AeroMorning – John Smith – 20 août 2026

La nouvelle course à l’espace ne consiste plus simplement à atteindre l’espace. Elle vise de plus en plus à rendre l’accès à l’orbite moins coûteux, plus fréquent et plus fiable — et, à terme, à construire les infrastructures de transport nécessaires à une activité humaine permanente au-delà de la Terre.

Au cœur de cette transformation se trouve la réutilisation. Les fusées traditionnelles sont en grande partie à usage unique : après avoir livré leur charge utile, la majeure partie du véhicule est perdue. Les lanceurs réutilisables cherchent au contraire à récupérer, remettre en état et faire voler plusieurs fois les éléments coûteux du lanceur.

Pour la Chine, cette technologie revêt une importance à la fois commerciale et stratégique. Le pays développe de grandes constellations de satellites en orbite terrestre basse (LEO), tout en cherchant à construire une industrie nationale compétitive du lancement, moins dépendante de fournisseurs étrangers.

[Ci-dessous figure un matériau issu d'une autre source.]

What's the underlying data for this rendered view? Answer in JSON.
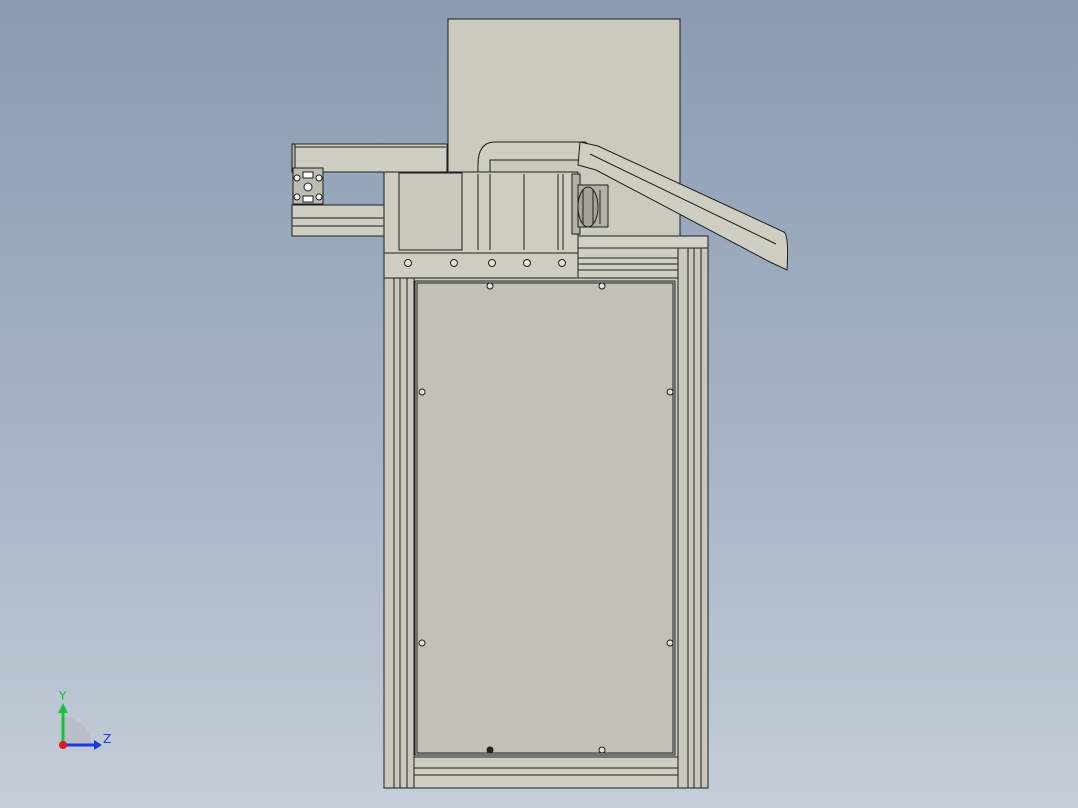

La Chine ne poursuit pas cet objectif à travers un programme unique. Elle développe un écosystème à deux niveaux, combinant le secteur spatial public, dirigé par la CASC, et des entreprises privées comme LandSpace, Galactic Energy, Space Pioneer, iSpace, Orienspace, Deep Blue Aerospace et CAS Space.

1. LandSpace : une percée du secteur privé chinois

Le 19 août 2026, l’entreprise spatiale chinoise privée LandSpace a franchi une étape majeure avec sa fusée Zhuque-3.

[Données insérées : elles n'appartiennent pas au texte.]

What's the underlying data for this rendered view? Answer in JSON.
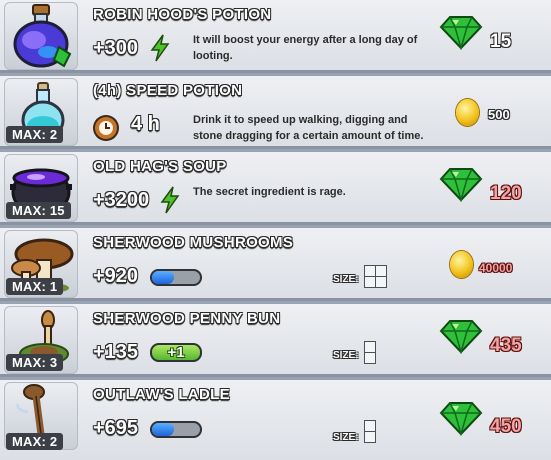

La fusée a placé sa charge utile en orbite tandis que son premier étage est revenu sur Terre et s’est posé verticalement sur une zone d’atterrissage désignée dans la province du Gansu. Il s’agissait de la première récupération réussie au sol, à l’aide de pieds d’atterrissage, d’un premier étage de classe orbitale par une entreprise privée chinoise.

Cette réussite est intervenue un mois après la première récupération réussie par la Chine d’un étage de fusée après une mission orbitale, lorsque le premier étage du Long March-10B, développé par le secteur public, avait été récupéré en mer grâce à un système de capture par filet.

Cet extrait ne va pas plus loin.